Client is seeking a CSV Lead Consultant to support its legacy system modernization and ongoing validation initiatives. This role will focus primarily on Computer System Validation (CSV) but would greatly benefit from additional experience in equipment, process, aseptic, sterile/cleaning validation.

The ideal candidate will play a critical role in establishing structured validation processes, ensuring data integrity and compliance across manufacturing and quality systems. Given the current state: a 20+ year-old facility with aging processes, this consultant will be instrumental in supporting new implementations, data management strategies, and regulatory alignment as the company transitions toward MDR certification in the EU.

This is a fully onsite role in Bedford, MA (Monday Friday), requiring hands-on collaboration with stakeholders across Quality, Engineering, and Manufacturing. Responsibilities:

Lead Computer System Validation (CSV) efforts, ensuring compliance with FDA 21 CFR Part 11, GAMP 5, ISO 13485, and MDR regulations.

Develop and implement a structured CSV framework & SDLC Client lacks a robust CSV program and requires documentation strategies, validation plans, and qualification protocols from the ground up.

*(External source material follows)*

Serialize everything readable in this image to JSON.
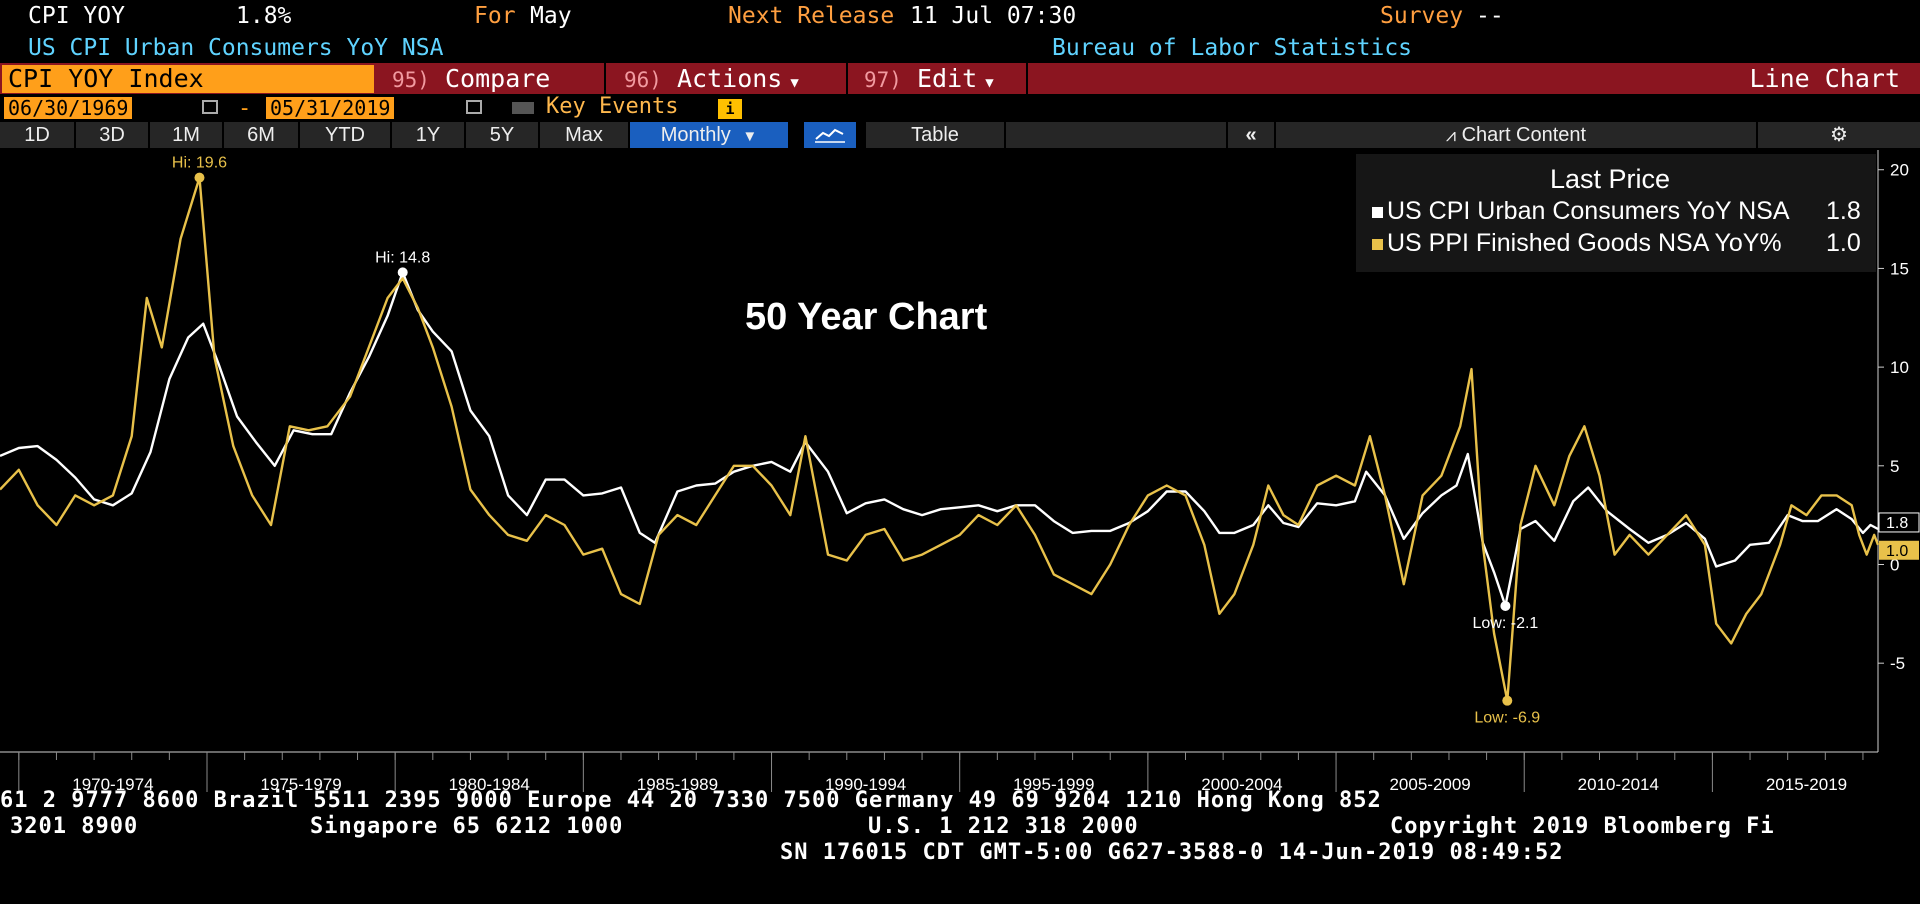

Support major system implementations & upgrades:

Ignition SCADA system deployment across multiple manufacturing lines.

PLC-driven systems & HMI replacement (currently no overarching system architecture).

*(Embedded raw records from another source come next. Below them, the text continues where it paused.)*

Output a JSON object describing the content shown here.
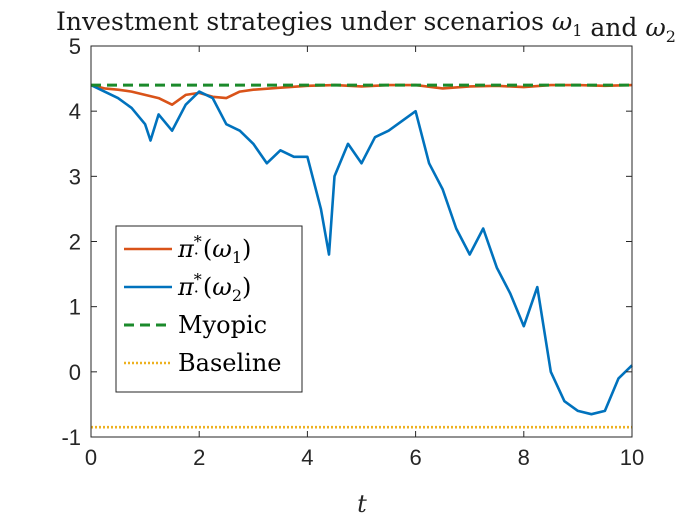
{
  "chart_data": {
    "type": "line",
    "title": "Investment strategies under scenarios ω1 and ω2",
    "xlabel": "t",
    "ylabel": "",
    "xlim": [
      0,
      10
    ],
    "ylim": [
      -1,
      5
    ],
    "xticks": [
      0,
      2,
      4,
      6,
      8,
      10
    ],
    "yticks": [
      -1,
      0,
      1,
      2,
      3,
      4,
      5
    ],
    "grid": false,
    "legend_position": "center-left",
    "series": [
      {
        "name": "π*.(ω1)",
        "color": "#D95319",
        "style": "solid",
        "x": [
          0,
          0.25,
          0.5,
          0.75,
          1.0,
          1.25,
          1.5,
          1.75,
          2.0,
          2.25,
          2.5,
          2.75,
          3.0,
          3.5,
          4.0,
          4.5,
          5.0,
          5.5,
          6.0,
          6.5,
          7.0,
          7.5,
          8.0,
          8.5,
          9.0,
          9.5,
          10.0
        ],
        "values": [
          4.4,
          4.35,
          4.33,
          4.3,
          4.25,
          4.2,
          4.1,
          4.25,
          4.28,
          4.22,
          4.2,
          4.3,
          4.33,
          4.36,
          4.39,
          4.4,
          4.38,
          4.4,
          4.4,
          4.35,
          4.38,
          4.39,
          4.37,
          4.4,
          4.4,
          4.39,
          4.4
        ]
      },
      {
        "name": "π*.(ω2)",
        "color": "#0072BD",
        "style": "solid",
        "x": [
          0,
          0.25,
          0.5,
          0.75,
          1.0,
          1.1,
          1.25,
          1.5,
          1.75,
          2.0,
          2.25,
          2.5,
          2.75,
          3.0,
          3.25,
          3.5,
          3.75,
          4.0,
          4.25,
          4.4,
          4.5,
          4.75,
          5.0,
          5.25,
          5.5,
          5.75,
          6.0,
          6.25,
          6.5,
          6.75,
          7.0,
          7.25,
          7.5,
          7.75,
          8.0,
          8.25,
          8.5,
          8.75,
          9.0,
          9.25,
          9.5,
          9.75,
          10.0
        ],
        "values": [
          4.4,
          4.3,
          4.2,
          4.05,
          3.8,
          3.55,
          3.95,
          3.7,
          4.1,
          4.3,
          4.2,
          3.8,
          3.7,
          3.5,
          3.2,
          3.4,
          3.3,
          3.3,
          2.5,
          1.8,
          3.0,
          3.5,
          3.2,
          3.6,
          3.7,
          3.85,
          4.0,
          3.2,
          2.8,
          2.2,
          1.8,
          2.2,
          1.6,
          1.2,
          0.7,
          1.3,
          0.0,
          -0.45,
          -0.6,
          -0.65,
          -0.6,
          -0.1,
          0.1
        ]
      },
      {
        "name": "Myopic",
        "color": "#1B8A2B",
        "style": "dashed",
        "x": [
          0,
          10
        ],
        "values": [
          4.4,
          4.4
        ]
      },
      {
        "name": "Baseline",
        "color": "#EDB120",
        "style": "dotted",
        "x": [
          0,
          10
        ],
        "values": [
          -0.85,
          -0.85
        ]
      }
    ]
  }
}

Data historian implementation critical for long-term audit readiness and process monitoring.

Assess and document system gaps, aligning with MDR certification requirements for legacy products.

Develop validation documentation (VP, URS, IQ, OQ, PQ, RTM, etc.) to support software, equipment, and automation validation.

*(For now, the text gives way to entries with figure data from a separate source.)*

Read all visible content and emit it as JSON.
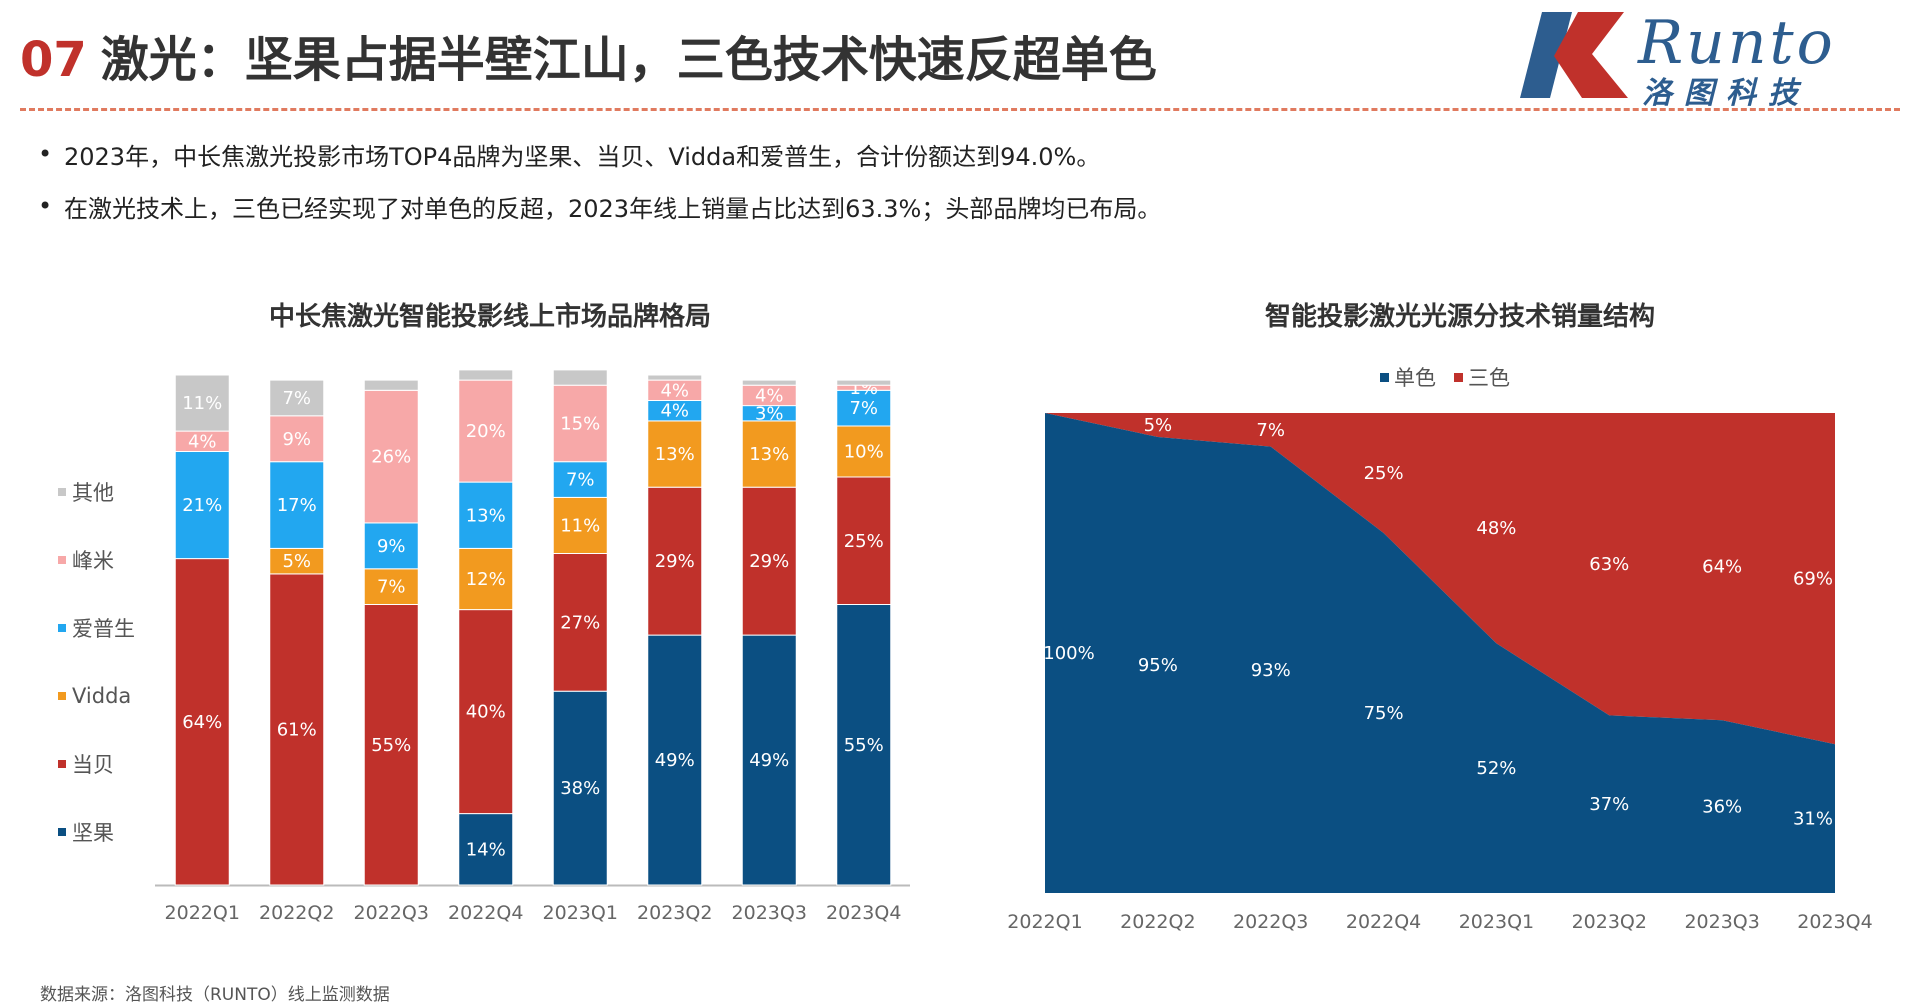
{
  "header": {
    "title_number": "07",
    "title_text": "激光：坚果占据半壁江山，三色技术快速反超单色",
    "logo_text": "Runto",
    "logo_subtext": "洛图科技"
  },
  "bullets": [
    "2023年，中长焦激光投影市场TOP4品牌为坚果、当贝、Vidda和爱普生，合计份额达到94.0%。",
    "在激光技术上，三色已经实现了对单色的反超，2023年线上销量占比达到63.3%；头部品牌均已布局。"
  ],
  "source": "数据来源：洛图科技（RUNTO）线上监测数据",
  "colors": {
    "jianguo": "#0b4f82",
    "dangbei": "#c0312b",
    "vidda": "#f29a1f",
    "epson": "#22a7f0",
    "fengmi": "#f7a8a8",
    "other": "#c8c8c8",
    "mono": "#0b4f82",
    "tri": "#c0312b"
  },
  "chart_data": [
    {
      "type": "bar",
      "stacked": true,
      "title": "中长焦激光智能投影线上市场品牌格局",
      "categories": [
        "2022Q1",
        "2022Q2",
        "2022Q3",
        "2022Q4",
        "2023Q1",
        "2023Q2",
        "2023Q3",
        "2023Q4"
      ],
      "ylim": [
        0,
        100
      ],
      "legend_position": "left",
      "series": [
        {
          "name": "坚果",
          "color": "#0b4f82",
          "values": [
            0,
            0,
            0,
            14,
            38,
            49,
            49,
            55
          ],
          "labels": [
            "",
            "",
            "",
            "14%",
            "38%",
            "49%",
            "49%",
            "55%"
          ]
        },
        {
          "name": "当贝",
          "color": "#c0312b",
          "values": [
            64,
            61,
            55,
            40,
            27,
            29,
            29,
            25
          ],
          "labels": [
            "64%",
            "61%",
            "55%",
            "40%",
            "27%",
            "29%",
            "29%",
            "25%"
          ]
        },
        {
          "name": "Vidda",
          "color": "#f29a1f",
          "values": [
            0,
            5,
            7,
            12,
            11,
            13,
            13,
            10
          ],
          "labels": [
            "",
            "5%",
            "7%",
            "12%",
            "11%",
            "13%",
            "13%",
            "10%"
          ]
        },
        {
          "name": "爱普生",
          "color": "#22a7f0",
          "values": [
            21,
            17,
            9,
            13,
            7,
            4,
            3,
            7
          ],
          "labels": [
            "21%",
            "17%",
            "9%",
            "13%",
            "7%",
            "4%",
            "3%",
            "7%"
          ]
        },
        {
          "name": "峰米",
          "color": "#f7a8a8",
          "values": [
            4,
            9,
            26,
            20,
            15,
            4,
            4,
            1
          ],
          "labels": [
            "4%",
            "9%",
            "26%",
            "20%",
            "15%",
            "4%",
            "4%",
            "1%"
          ]
        },
        {
          "name": "其他",
          "color": "#c8c8c8",
          "values": [
            11,
            7,
            2,
            2,
            3,
            1,
            1,
            1
          ],
          "labels": [
            "11%",
            "7%",
            "",
            "",
            "",
            "",
            "",
            ""
          ]
        }
      ]
    },
    {
      "type": "area",
      "stacked": true,
      "title": "智能投影激光光源分技术销量结构",
      "categories": [
        "2022Q1",
        "2022Q2",
        "2022Q3",
        "2022Q4",
        "2023Q1",
        "2023Q2",
        "2023Q3",
        "2023Q4"
      ],
      "ylim": [
        0,
        100
      ],
      "legend_position": "top",
      "series": [
        {
          "name": "单色",
          "color": "#0b4f82",
          "values": [
            100,
            95,
            93,
            75,
            52,
            37,
            36,
            31
          ],
          "labels": [
            "100%",
            "95%",
            "93%",
            "75%",
            "52%",
            "37%",
            "36%",
            "31%"
          ]
        },
        {
          "name": "三色",
          "color": "#c0312b",
          "values": [
            0,
            5,
            7,
            25,
            48,
            63,
            64,
            69
          ],
          "labels": [
            "",
            "5%",
            "7%",
            "25%",
            "48%",
            "63%",
            "64%",
            "69%"
          ]
        }
      ]
    }
  ]
}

Ensure data integrity & compliance strategies are in place for batch records, GMP documentation, and audit readiness.

Provide strategic input on system architecture & data flow to optimize validation and compliance practices.

Collaborate with cross-functional teams (QA, Engineering, IT, Manufacturing) to drive validation projects to completion.

Manage validation timelines, task execution, and project tracking, ensuring deliverables meet deadlines. Requirements:

8+ years of CSV experience in regulated industries (medical device, pharma, or biotech).

Strong background in Computer System Validation (CSV) & Software Development Life Cycle (SDLC) experience building validation programs from scratch is a huge plus.

Experience with modernizing legacy systems ideal candidate has worked with aging infrastructures and helped transition organizations toward compliant, data-driven validation programs.

Hands-on experience with SCADA systems (Ignition preferred), PLC-driven automation, and HMI systems.

Knowledge of aseptic processing & sterilization validation (ISO 13408) is a plus, but not required.

Understanding of ISO 13485, 21 CFR Part 11, GAMP 5, and EU MDR compliance.

Ability to work cross-functionally with IT, Engineering, Manufacturing, and Quality teams.

Strong documentation and regulatory writing skills must be able to create clear, audit-ready validation protocols and reports.

Experience with validation tools like MasterControl, Empower, or other QMS/eQMS systems is a plus.

Proven ability to work independently in a fast-paced, evolving environment.